Uit de richtlijnen blijkt dat de middelen niet bij wet zijn voorgeschreven en dat de arts een eigen afweging kan maken. Als artsen met alternatieve middelen willen werken, lijkt ze hiervoor juridisch geen strobreed in de weg te worden gelegd. De beroepsgroep van de artsen geeft zelf aan dat ‘voorkomen moet worden dat de patiënt de werking van de spierverslapper zou kunnen ervaren’. Volgens deze principes zou er ook rekening gehouden moeten worden met wat de overledene tijdens het sterven en direct na de dood ten aanzien van het vitale lichaam kan overkomen in de ogen van een respectabele groep Nederlanders.

Welke handelwijze is te prefereren als arts en patiënt de mogelijkheid van het uiteenspatten van het vitale lichaam willen voorkomen?

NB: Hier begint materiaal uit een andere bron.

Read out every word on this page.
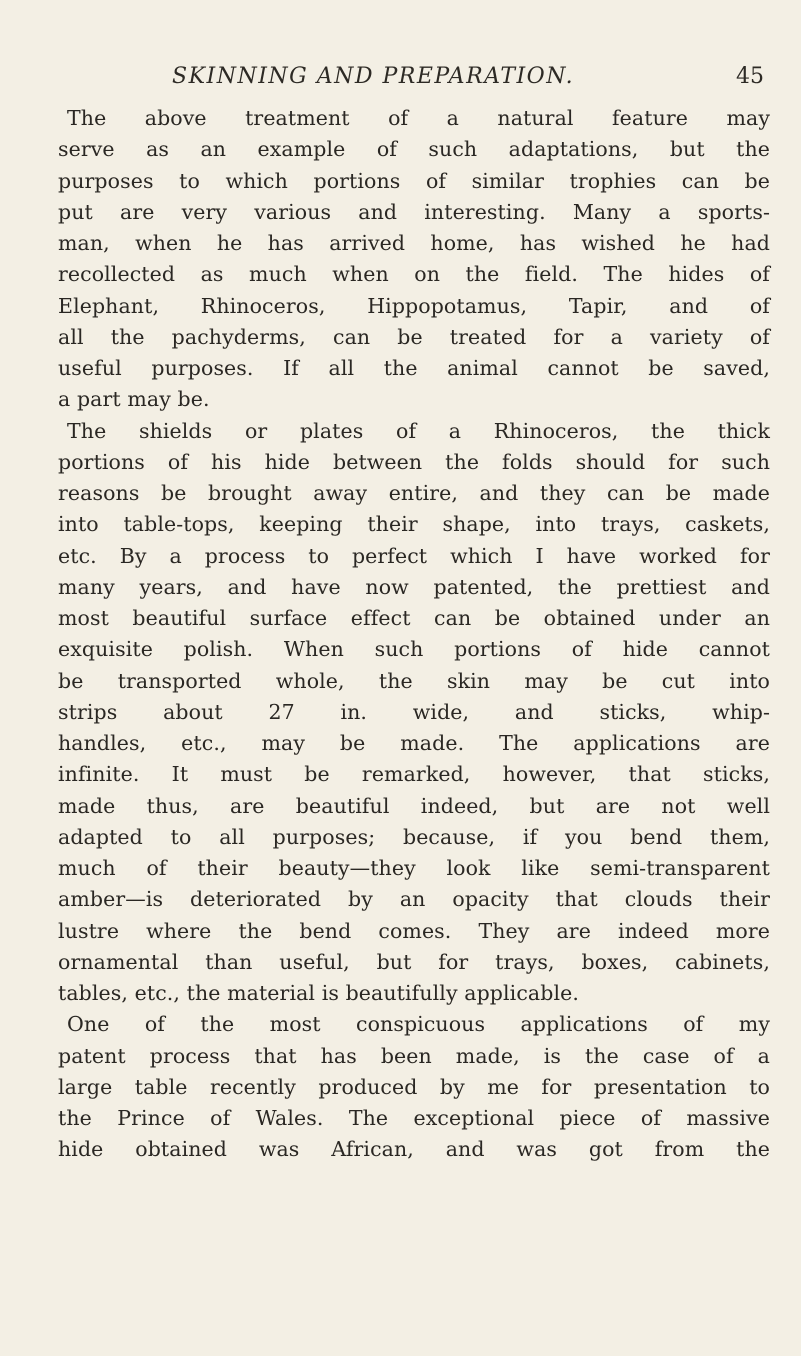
SKINNING AND PREPARATION.	45
The above treatment of a natural feature may
serve as an example of such adaptations, but the
purposes to which portions of similar trophies can be
put are very various and interesting. Many a sports-
man, when he has arrived home, has wished he had
recollected as much when on the field. The hides of
Elephant, Rhinoceros, Hippopotamus, Tapir, and of
all the pachyderms, can be treated for a variety of
useful purposes. If all the animal cannot be saved,
a part may be.
The shields or plates of a Rhinoceros, the thick
portions of his hide between the folds should for such
reasons be brought away entire, and they can be made
into table-tops, keeping their shape, into trays, caskets,
etc. By a process to perfect which I have worked for
many years, and have now patented, the prettiest and
most beautiful surface effect can be obtained under an
exquisite polish. When such portions of hide cannot
be transported whole, the skin may be cut into
strips about 27 in. wide, and sticks, whip-
handles, etc., may be made. The applications are
infinite. It must be remarked, however, that sticks,
made thus, are beautiful indeed, but are not well
adapted to all purposes; because, if you bend them,
much of their beauty—they look like semi-transparent
amber—is deteriorated by an opacity that clouds their
lustre where the bend comes. They are indeed more
ornamental than useful, but for trays, boxes, cabinets,
tables, etc., the material is beautifully applicable.
One of the most conspicuous applications of my
patent process that has been made, is the case of a
large table recently produced by me for presentation to
the Prince of Wales. The exceptional piece of massive
hide obtained was African, and was got from the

Meerdere huisartsen gebruiken alternatieve methoden in plaats van de euthanasie. De ene bestaat uit actieve zelfdoding waarbij de terminale patiënt een door de arts gemaakte vloeistof met thiopental zelf opdrinkt en doorgaans na twee minuten overlijdt. Of daarbij de eerder gemelde uiteenspatting van het vitale lichaam wel of niet optreedt is (nog) niet bekend. Mogelijk is dat effect het resultaat van de combinatie van de twee nu meestal toegepaste middelen. De andere methode is palliatieve sedatie waarbij morfine en benzodiazepine worden toegediend waardoor de patiënt in voortdurende slaap wordt gehouden. Omdat de patiënt dan enkele dagen niet eet of drinkt treedt tenslotte de dood in. Dat is gebruikelijk bij een levensverwachting van minder dan twee weken en bij indicaties zoals grote onrust en verwardheid. Palliatieve sedatie maakt de hele problematiek van directe euthanasie overbodig, temeer daar volgens verschillende helderziende waarnemingen, onder andere van Schermann, bij morfinegebruik het proces van het losmaken van het levenskrachtenlichaam normaal verloopt.

Ik had graag gewild dat ik bij het naderende einde van het leven van mijn moeder deze dingen had geweten en dat gun ik ook anderen.